CSI - Working Stiffs (10.03) / Coup de Grace (10.04)

Working Stiffs (10.03)

L’équipe enquête sur la mort mystérieuse de Jason, un informaticien travaillant dans une petite entreprise d’assistance pour les casinos. Il s’était embringué dans une étrange affaire avec un de ses collègues.

Working Stiffs est une sorte d’hommage que fait CSI au film culte Office Space, sauf qu’ici il y a un meurtre, forcément. Ceux qui ont vu le film apprécieront donc les références aux fameux TPS reports, à l’ignoble patron ici interprété par Wayne Knight et qui se nomme Lombard et non Lumbergh, ainsi qu’aux petites scènes d’interviews dans le bureau.

L’excellent Tim Blake Nelson ne joue pas un personnage à la Peter Gibbons, mais plus à la Milton. Névrosé, mal considéré et exploité. Dès l’ouverture on sait que c’est lui le tueur, mais le mystère porte sur autre chose, notamment sur le mobile et, par conséquent, sur ce que lui et son collègue mijotaient. L’aspect référentiel au film donne alors quelques indices, mais l’ensemble réserve quelques bonnes surprises.

En parallèle, on prend le temps de développer de manière un peu maladroite l’histoire autour du père de Langston. Difficile de savoir où cela est censé mener, mais cela fait deux épisodes consécutifs que c’est évoqué, il est probable que ce n’est pas innocent.

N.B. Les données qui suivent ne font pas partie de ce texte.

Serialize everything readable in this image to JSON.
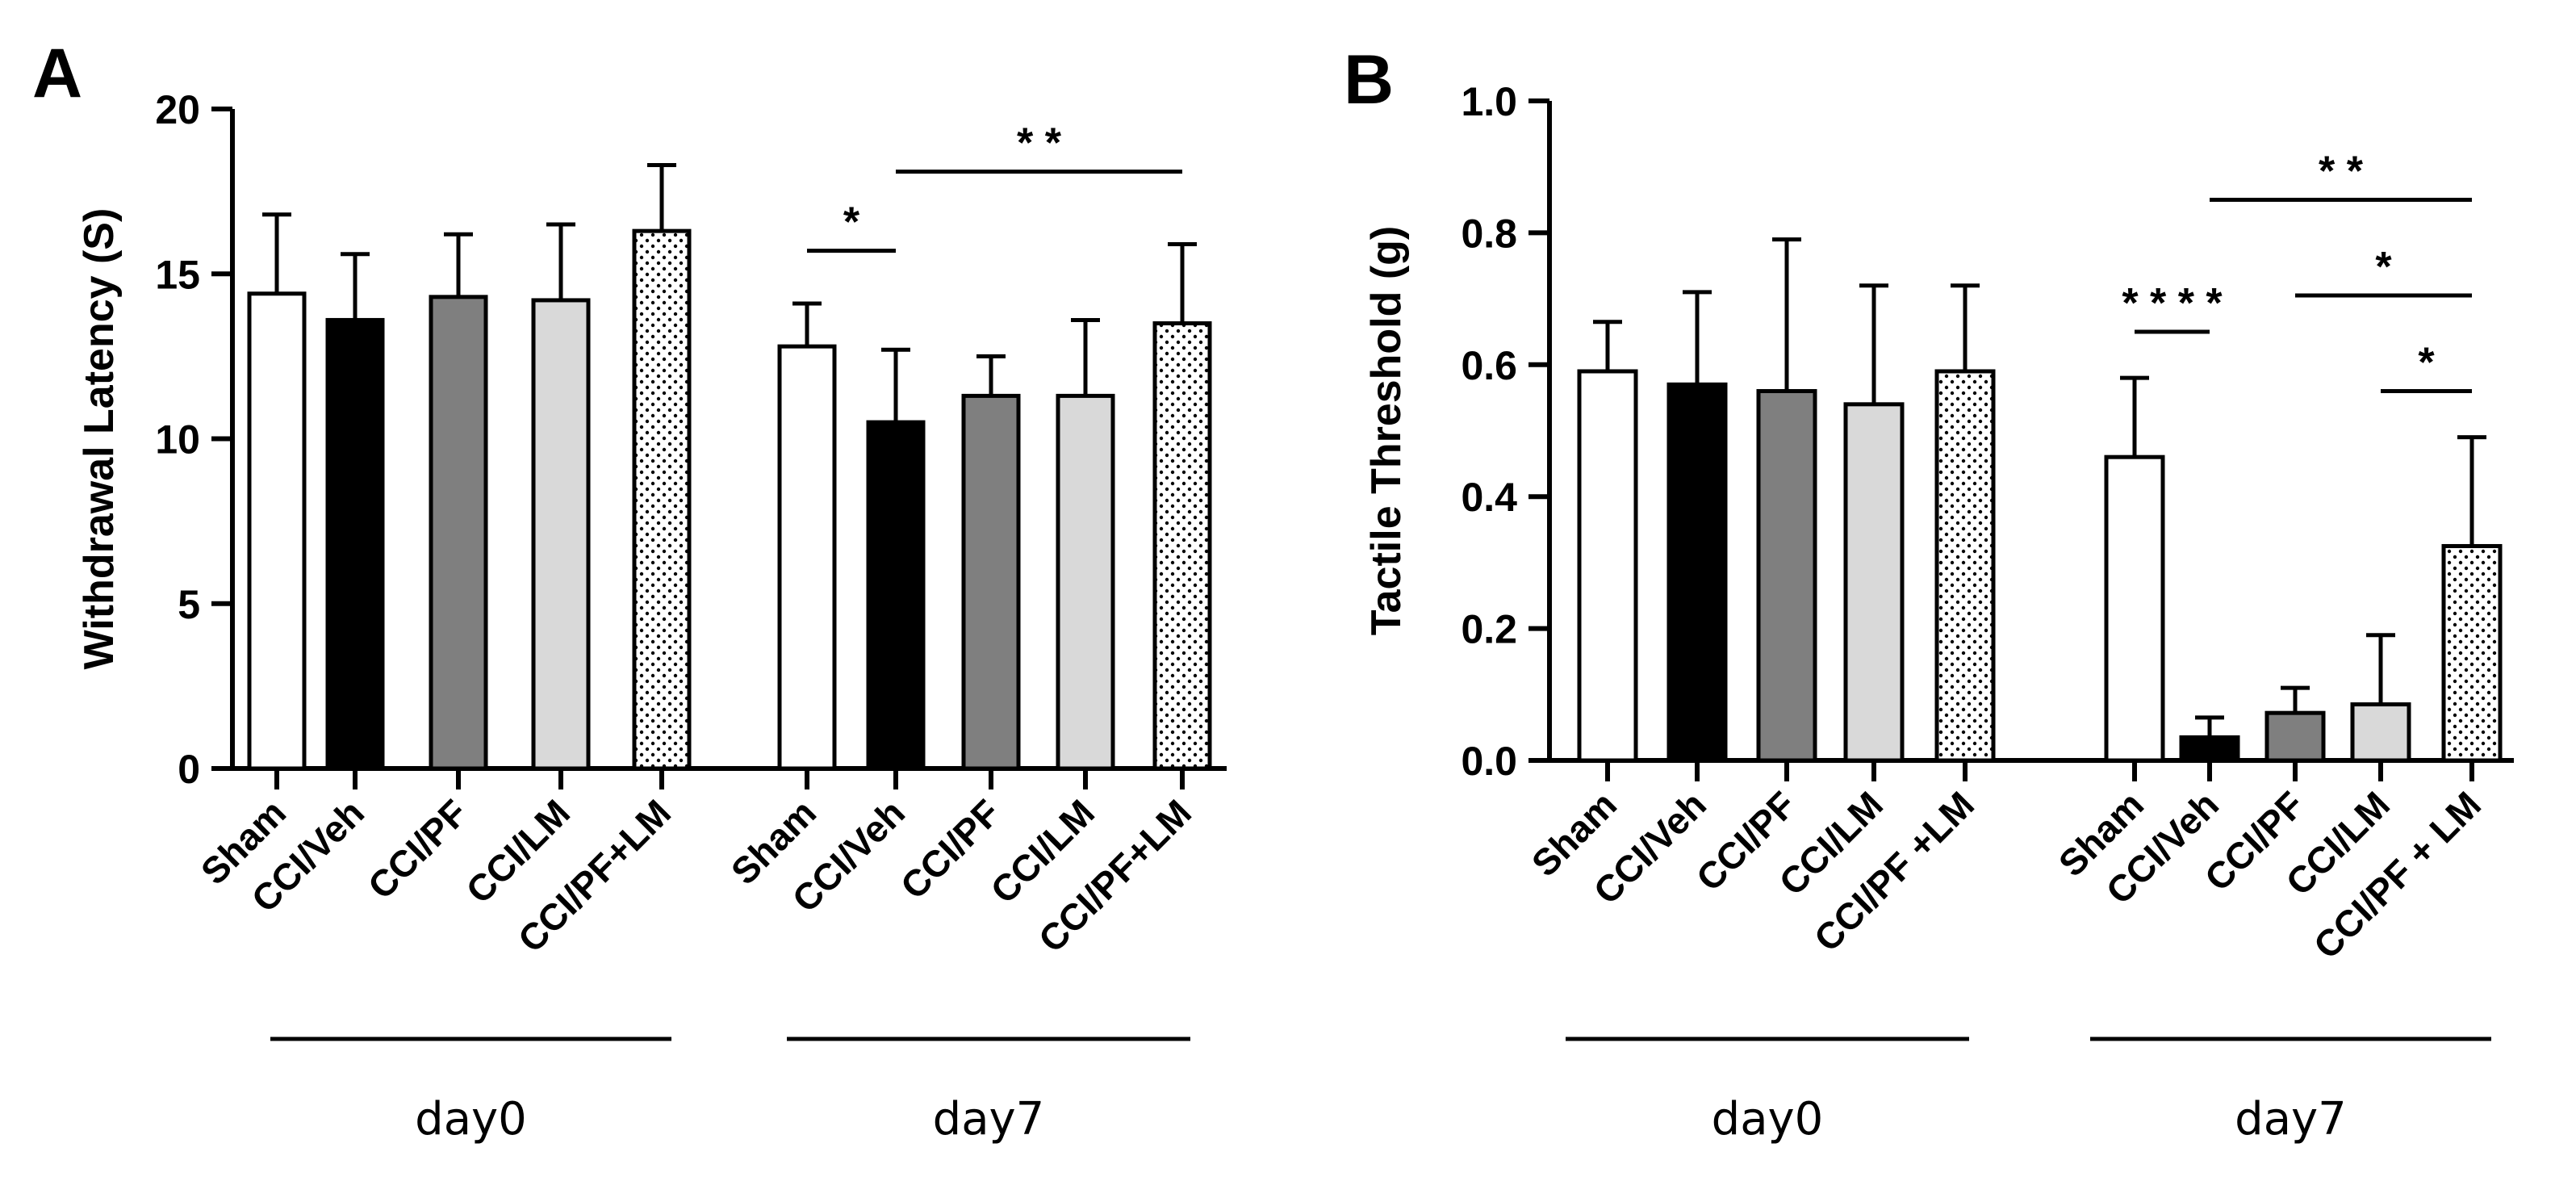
{
  "colors": {
    "Sham": "#ffffff",
    "CCI/Veh": "#000000",
    "CCI/PF": "#7f7f7f",
    "CCI/LM": "#d9d9d9",
    "CCI/PF+LM": "dotted"
  },
  "chart_data": [
    {
      "type": "bar",
      "panel": "A",
      "ylabel": "Withdrawal Latency (S)",
      "ylim": [
        0,
        20
      ],
      "yticks": [
        "0",
        "5",
        "10",
        "15",
        "20"
      ],
      "groups": [
        {
          "label": "day0",
          "categories": [
            "Sham",
            "CCI/Veh",
            "CCI/PF",
            "CCI/LM",
            "CCI/PF+LM"
          ],
          "values": [
            14.4,
            13.6,
            14.3,
            14.2,
            16.3
          ],
          "errors": [
            2.4,
            2.0,
            1.9,
            2.3,
            2.0
          ]
        },
        {
          "label": "day7",
          "categories": [
            "Sham",
            "CCI/Veh",
            "CCI/PF",
            "CCI/LM",
            "CCI/PF+LM"
          ],
          "values": [
            12.8,
            10.5,
            11.3,
            11.3,
            13.5
          ],
          "errors": [
            1.3,
            2.2,
            1.2,
            2.3,
            2.4
          ]
        }
      ],
      "annotations": [
        {
          "text": "*",
          "group": 1,
          "from": 0,
          "to": 1,
          "y": 15.7
        },
        {
          "text": "* *",
          "group": 1,
          "from": 1,
          "to": 4,
          "y": 18.1
        }
      ]
    },
    {
      "type": "bar",
      "panel": "B",
      "ylabel": "Tactile Threshold (g)",
      "ylim": [
        0,
        1.0
      ],
      "yticks": [
        "0.0",
        "0.2",
        "0.4",
        "0.6",
        "0.8",
        "1.0"
      ],
      "groups": [
        {
          "label": "day0",
          "categories": [
            "Sham",
            "CCI/Veh",
            "CCI/PF",
            "CCI/LM",
            "CCI/PF +LM"
          ],
          "values": [
            0.59,
            0.57,
            0.56,
            0.54,
            0.59
          ],
          "errors": [
            0.075,
            0.14,
            0.23,
            0.18,
            0.13
          ]
        },
        {
          "label": "day7",
          "categories": [
            "Sham",
            "CCI/Veh",
            "CCI/PF",
            "CCI/LM",
            "CCI/PF + LM"
          ],
          "values": [
            0.46,
            0.035,
            0.072,
            0.085,
            0.325
          ],
          "errors": [
            0.12,
            0.03,
            0.038,
            0.105,
            0.165
          ]
        }
      ],
      "annotations": [
        {
          "text": "* * * *",
          "group": 1,
          "from": 0,
          "to": 1,
          "y": 0.65
        },
        {
          "text": "* *",
          "group": 1,
          "from": 1,
          "to": 4,
          "y": 0.85
        },
        {
          "text": "*",
          "group": 1,
          "from": 2,
          "to": 4,
          "y": 0.705
        },
        {
          "text": "*",
          "group": 1,
          "from": 3,
          "to": 4,
          "y": 0.56
        }
      ]
    }
  ]
}
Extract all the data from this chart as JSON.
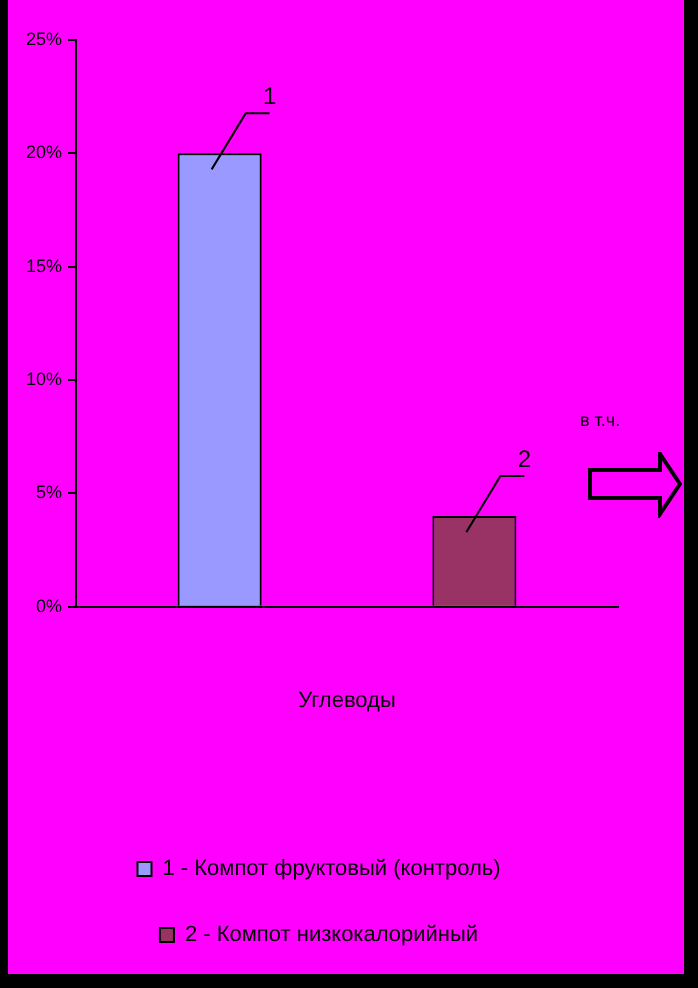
{
  "chart_data": {
    "type": "bar",
    "categories": [
      null
    ],
    "series": [
      {
        "name": "1 - Компот фруктовый (контроль)",
        "color": "#9999ff",
        "values": [
          20
        ]
      },
      {
        "name": "2 - Компот низкокалорийный",
        "color": "#993366",
        "values": [
          4
        ]
      }
    ],
    "xlabel": "Углеводы",
    "ylim": [
      0,
      25
    ],
    "yticks": [
      {
        "value": 0,
        "label": "0%"
      },
      {
        "value": 5,
        "label": "5%"
      },
      {
        "value": 10,
        "label": "10%"
      },
      {
        "value": 15,
        "label": "15%"
      },
      {
        "value": 20,
        "label": "20%"
      },
      {
        "value": 25,
        "label": "25%"
      }
    ],
    "annotations": [
      "1",
      "2",
      "в т.ч."
    ],
    "grid": false,
    "legend": "bottom"
  }
}
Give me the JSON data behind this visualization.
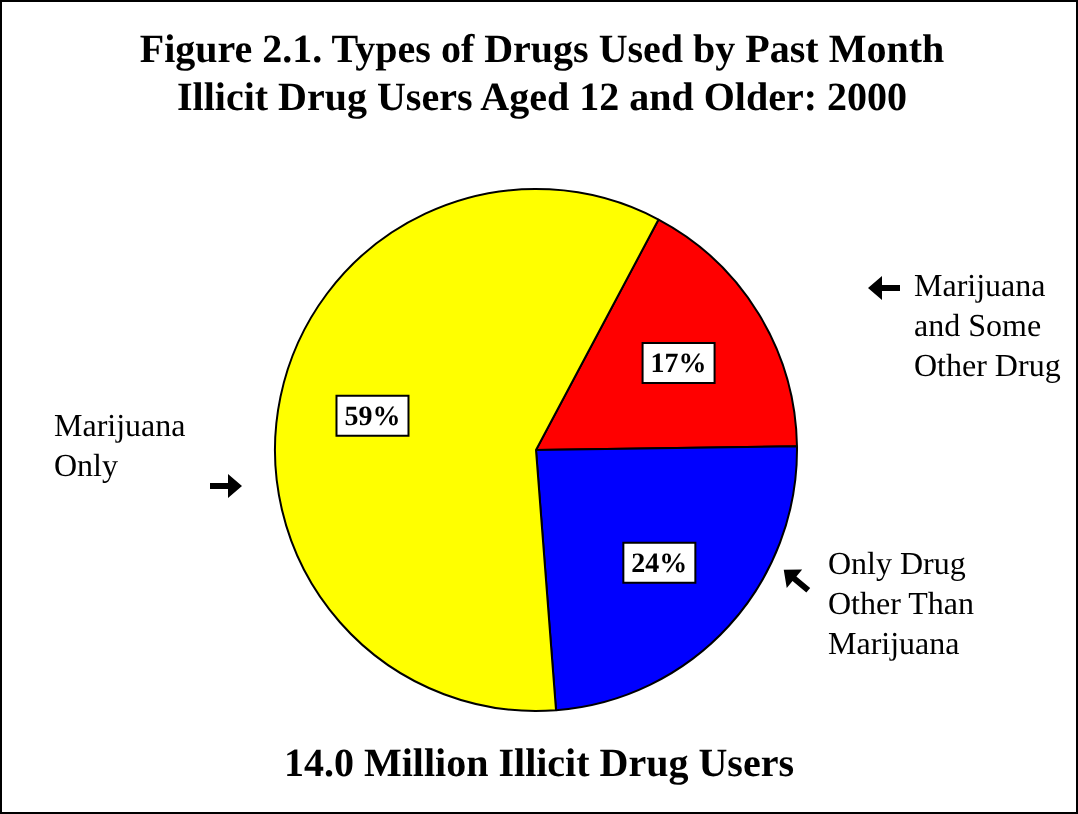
{
  "chart_data": {
    "type": "pie",
    "title": "Figure 2.1. Types of Drugs Used by Past Month Illicit Drug Users Aged 12 and Older: 2000",
    "subtitle": "14.0 Million Illicit Drug Users",
    "categories": [
      "Marijuana and Some Other Drug",
      "Only Drug Other Than Marijuana",
      "Marijuana Only"
    ],
    "values": [
      17,
      24,
      59
    ],
    "colors": [
      "#ff0000",
      "#0000ff",
      "#ffff00"
    ],
    "value_labels": [
      "17%",
      "24%",
      "59%"
    ],
    "legend": false
  }
}
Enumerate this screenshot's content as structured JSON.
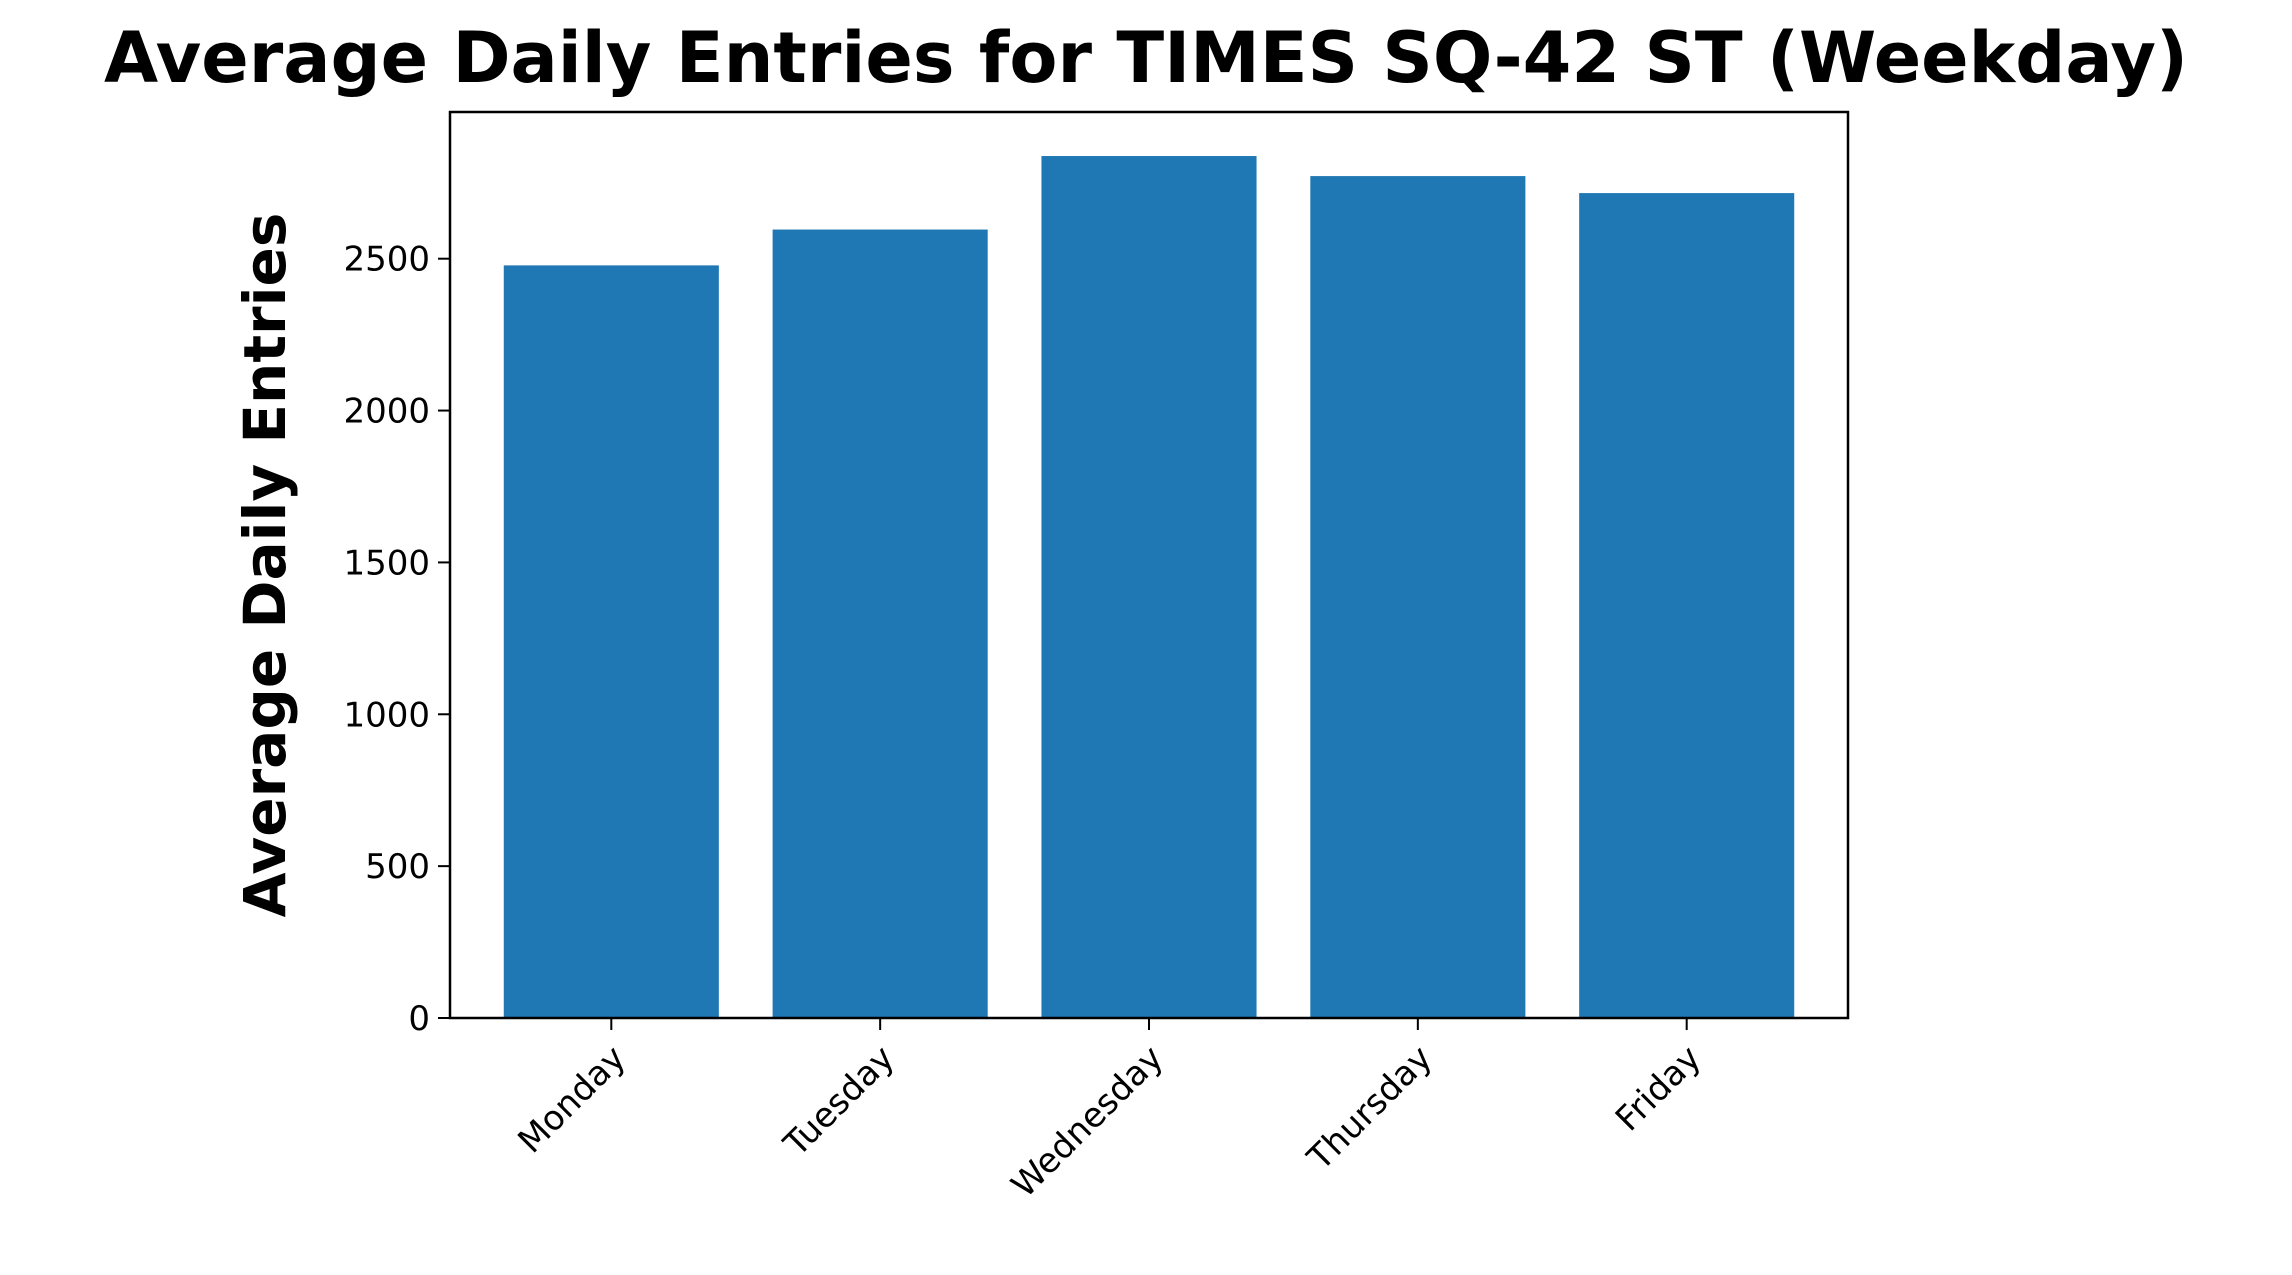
{
  "chart_data": {
    "type": "bar",
    "title": "Average Daily Entries for TIMES SQ-42 ST (Weekday)",
    "xlabel": "",
    "ylabel": "Average Daily Entries",
    "categories": [
      "Monday",
      "Tuesday",
      "Wednesday",
      "Thursday",
      "Friday"
    ],
    "values": [
      2478,
      2596,
      2838,
      2772,
      2716
    ],
    "ylim": [
      0,
      2983
    ],
    "yticks": [
      0,
      500,
      1000,
      1500,
      2000,
      2500
    ],
    "ytick_labels": [
      "0",
      "500",
      "1000",
      "1500",
      "2000",
      "2500"
    ],
    "grid": false,
    "bar_color": "#1f77b4"
  }
}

Sinon, Hodges joue au professeur, expliquant en détail une procédure, à l’ancienne, vous savez, comme dans les débuts de la série. Langston lui dit alors qu’il n’y a pas besoin de l’expliquer qu’il le faisait et savait donc de quoi il retournait. Difficile de savoir ce qui a motivé cet échange, mais il a un aspect comique qui parait presque involontaire. Cela est peut-être censé faire écho à autre chose que le laborantin semble préparer en cachette sur son ordinateur, mais là encore, on verra peut-être plus tard de quoi il retourne.

Au final, un épisode de qualité qui parlera certainement plus aux fans d’Office Space qu’aux autres, mais qui ne perd pas pour autant de son intérêt si on ignore les références, et ce, principalement grâce à la performance de Tim Blake Nelson.

Coup de Grace (10.04)

Un officier de police qui n’était pas en service se fait tuer par un autre policier qui patrouillait et qui intervenait durant une fusillade. Le dossier est sensible et les CSIs doivent rapidement savoir ce qui s’est réellement passé.

Meurtre, pas meurtre ? C’est la question du jour pour les CSI de Las Vegas qui se retrouvent dans une affaire dans laquelle vient se mêler une histoire de racisme et de gang.

Tout commence de manière précise et efficace, comme tout bon épisode de la série. On nous montre ce qu’on veut que l’on voit, on ajoute des témoignages qui vont dans une direction, des preuves qu’il faut replacer dans un contexte et une background story de moins en moins reluisante pour un suspect qui, pourtant, ne partait pas comme le coupable idéal.

C’est une affaire plus standard que la précédente et on retrouve le savoir-faire du show qui donne un peu une impression de déjà vu. Mais si l’investigation n’est pas la plus originale qui soit, on ne peut pas dire que dans la pratique, il y ait des reproches à formuler, à part peut-être que l’on se sent un peu trop confortable avec la forme. Heureusement, le fond prend une direction inattendue qui permettra de capter l’attention. Dommage donc que dès que Sara arrive sur la seconde affaire, on devine qu’elle va rapidement se lier à la première. De même, triste de voir qu’à la fin, il fallait ajouter quelque chose pour rendre les conclusions encore plus limpides et offrir une petite note supplémentaire pour faire malin.

Bref, du CSI de qualité, mais pas au top.

On notera pour finir, pour les fans de Without a Trace, l’introduction d’un nouveau détective joué par Enrique Murciano, ex-Danny Taylor de feu la série de CBS.